Ultimo aggiornamento  09 dicembre 2019 10:44

Guida sicura, niente occhi sul display.

Edoardo Nastri ·

Secondo una ricerca della società Mps (Evolving Marketing Research) l’84% dei giovani automobilisti italiani (18-24 anni) ammette di essere distratto dall’utilizzo di sistemi infotaiment a bordo delle auto. Eppure, a guardare le concept car esposte in tutti i Saloni degli ultimi anni, il domani dell’auto si gioca tutto in un display a colpi di tecnologia.

L’idea di fondo di chi progetta gli interni è stata quella di cambiare un corso stilistico ormai consolidato, eliminando quanti più pulsanti possibili e raggruppando la maggior parte delle funzioni e dei comandi di una vettura in uno o più schermi. Per accorgersi del cambiamento basta prendere una vettura di oggi e confrontarla con la sua generazione precedente. Un esempio su tutti è la Porsche 911. Il vento di novità ha portato via la quasi totalità dei pulsanti che affollavano il tunnel centrale e le razze del volante.

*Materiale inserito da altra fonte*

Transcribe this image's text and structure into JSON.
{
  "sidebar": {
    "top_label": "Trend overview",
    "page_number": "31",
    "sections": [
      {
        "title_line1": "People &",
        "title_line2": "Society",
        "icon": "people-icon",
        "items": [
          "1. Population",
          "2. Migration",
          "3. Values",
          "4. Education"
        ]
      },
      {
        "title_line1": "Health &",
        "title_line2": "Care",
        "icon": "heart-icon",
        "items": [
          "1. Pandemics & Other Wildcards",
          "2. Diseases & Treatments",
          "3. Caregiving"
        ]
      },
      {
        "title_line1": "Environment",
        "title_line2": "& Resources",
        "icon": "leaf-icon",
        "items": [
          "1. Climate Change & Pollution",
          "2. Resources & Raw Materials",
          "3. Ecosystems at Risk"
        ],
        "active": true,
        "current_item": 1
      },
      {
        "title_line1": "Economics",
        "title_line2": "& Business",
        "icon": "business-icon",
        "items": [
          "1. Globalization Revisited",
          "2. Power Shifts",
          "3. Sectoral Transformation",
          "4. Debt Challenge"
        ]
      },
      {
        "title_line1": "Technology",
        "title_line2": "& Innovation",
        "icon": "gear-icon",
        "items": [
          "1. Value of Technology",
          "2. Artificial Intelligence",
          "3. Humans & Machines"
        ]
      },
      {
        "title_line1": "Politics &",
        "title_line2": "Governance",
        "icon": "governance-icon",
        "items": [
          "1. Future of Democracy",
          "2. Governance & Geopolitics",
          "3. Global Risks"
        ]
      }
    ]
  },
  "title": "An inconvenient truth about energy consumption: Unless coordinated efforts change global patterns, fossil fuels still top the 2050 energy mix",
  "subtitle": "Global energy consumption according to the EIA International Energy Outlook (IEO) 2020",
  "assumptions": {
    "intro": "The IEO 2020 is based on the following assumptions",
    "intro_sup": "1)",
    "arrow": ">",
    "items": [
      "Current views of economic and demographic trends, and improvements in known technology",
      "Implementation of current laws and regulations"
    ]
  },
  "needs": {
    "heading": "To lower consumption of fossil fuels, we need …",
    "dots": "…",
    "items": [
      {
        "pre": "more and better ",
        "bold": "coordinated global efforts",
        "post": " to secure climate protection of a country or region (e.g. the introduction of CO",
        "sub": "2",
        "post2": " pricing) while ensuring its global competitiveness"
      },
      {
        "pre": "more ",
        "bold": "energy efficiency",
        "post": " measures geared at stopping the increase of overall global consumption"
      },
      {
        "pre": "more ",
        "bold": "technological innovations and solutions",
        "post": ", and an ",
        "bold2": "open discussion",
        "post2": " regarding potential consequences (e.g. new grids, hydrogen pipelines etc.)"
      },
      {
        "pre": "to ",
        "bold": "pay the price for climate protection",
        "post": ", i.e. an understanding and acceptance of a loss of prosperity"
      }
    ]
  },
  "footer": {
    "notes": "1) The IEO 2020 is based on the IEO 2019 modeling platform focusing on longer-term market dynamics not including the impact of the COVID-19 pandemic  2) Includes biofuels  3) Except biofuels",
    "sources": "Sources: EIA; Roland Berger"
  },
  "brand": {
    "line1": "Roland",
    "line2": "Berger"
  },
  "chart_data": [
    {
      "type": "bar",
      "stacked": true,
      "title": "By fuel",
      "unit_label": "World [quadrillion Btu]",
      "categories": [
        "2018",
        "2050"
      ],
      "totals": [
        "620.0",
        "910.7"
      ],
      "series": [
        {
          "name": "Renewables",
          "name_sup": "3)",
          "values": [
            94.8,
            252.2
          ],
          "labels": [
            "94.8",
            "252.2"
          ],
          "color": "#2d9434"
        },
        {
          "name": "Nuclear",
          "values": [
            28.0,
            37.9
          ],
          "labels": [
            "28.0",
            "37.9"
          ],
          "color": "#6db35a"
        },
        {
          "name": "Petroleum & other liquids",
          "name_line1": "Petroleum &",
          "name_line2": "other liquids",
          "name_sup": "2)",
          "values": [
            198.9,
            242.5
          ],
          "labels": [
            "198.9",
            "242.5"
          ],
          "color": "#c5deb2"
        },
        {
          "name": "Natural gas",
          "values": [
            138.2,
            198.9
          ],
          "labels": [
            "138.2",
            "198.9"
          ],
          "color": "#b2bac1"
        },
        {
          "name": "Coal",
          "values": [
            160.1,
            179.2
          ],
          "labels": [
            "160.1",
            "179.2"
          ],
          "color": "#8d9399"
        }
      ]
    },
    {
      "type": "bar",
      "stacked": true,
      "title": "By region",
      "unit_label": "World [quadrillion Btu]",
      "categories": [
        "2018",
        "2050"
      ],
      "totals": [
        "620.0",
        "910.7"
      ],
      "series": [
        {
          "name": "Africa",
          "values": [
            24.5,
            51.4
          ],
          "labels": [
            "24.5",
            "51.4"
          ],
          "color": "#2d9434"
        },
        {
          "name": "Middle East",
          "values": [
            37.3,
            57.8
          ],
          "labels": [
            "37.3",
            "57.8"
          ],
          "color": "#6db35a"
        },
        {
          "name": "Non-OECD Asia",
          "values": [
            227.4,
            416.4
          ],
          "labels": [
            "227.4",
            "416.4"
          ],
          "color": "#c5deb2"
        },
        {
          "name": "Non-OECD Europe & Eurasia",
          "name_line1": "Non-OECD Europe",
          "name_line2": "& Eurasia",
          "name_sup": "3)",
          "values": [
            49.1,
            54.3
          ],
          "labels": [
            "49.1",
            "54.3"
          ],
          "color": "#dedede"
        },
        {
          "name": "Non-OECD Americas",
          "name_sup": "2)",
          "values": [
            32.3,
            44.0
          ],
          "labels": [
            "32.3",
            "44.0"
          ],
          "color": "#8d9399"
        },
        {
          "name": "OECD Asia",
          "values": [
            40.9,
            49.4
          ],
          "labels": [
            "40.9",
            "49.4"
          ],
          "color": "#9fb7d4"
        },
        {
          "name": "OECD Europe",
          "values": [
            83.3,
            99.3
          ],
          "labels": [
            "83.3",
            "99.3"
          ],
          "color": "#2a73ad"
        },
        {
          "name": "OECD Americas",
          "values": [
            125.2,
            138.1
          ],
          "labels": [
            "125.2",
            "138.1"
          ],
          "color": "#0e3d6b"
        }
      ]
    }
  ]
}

Il trend è stilisticamente convincente: le plance sono più pulite ed essenziali nelle linee, gli schermi in alta risoluzione di grande effetto. Ma non sono solo gli analisti di Mps a sollevare il dubbio che tutte le funzioni racchiuse in un display possano distrarre.

Il caso Jaguar

Lo dice a voce alta Ian Callum, responsabile del design Jaguar. Che al Salone di New York non ha risparmiato critiche verso chi sceglie di adottare grandi schermi, eliminando completamente i pulsanti fisica. "Se stai guidando in autostrada non credo che sia sicuro agire su un singolo schermo centrale tipo Ipad per modificare i comandi del sedile o altre funzioni del veicolo”, dice Callum. "Devi essere in grado di agire togliendo il meno possibile gli occhi dalla strada”. E con un solo schermo tutto è molto più complicato. Le scelte ergonomiche fatte in tema dal designer inglese si vedono nella versione aggiornata della berlina XE, che mette insieme comandi fisici con schermi touchscreen. In contrasto, per fare un esempio, con quanto avviene sulle concorrenti di Tesla.

La terza via

L’integrazione nei sistemi infotainment dei dispositivi CarPlay e Android Auto potrebbe facilitare l’interazione tra uomo e macchina, rendendo le auto più sicure. Grazie a questi sistemi gli utenti agiscono sui display ritrovando la medesima impostazione grafica, gli stessi caratteri e schermate dei propri smartphone. 

La società nordamericana AAA Foundation for Traffic Safety e l’Università dello Utah hanno condotto uno studio che mostra come l'interazione con i sistemi CarPlay e Android Auto sia più veloce del 24% rispetto a quella con dispositivi integrati nei veicoli. I test chiedevano agli utenti di digitare un numero di telefono sul display in una situazione di traffico. Il risultato è stato un risparmio medio di 15 secondi di tempo utilizzando i sistemi con la stessa impostazione grafica degli smartphone.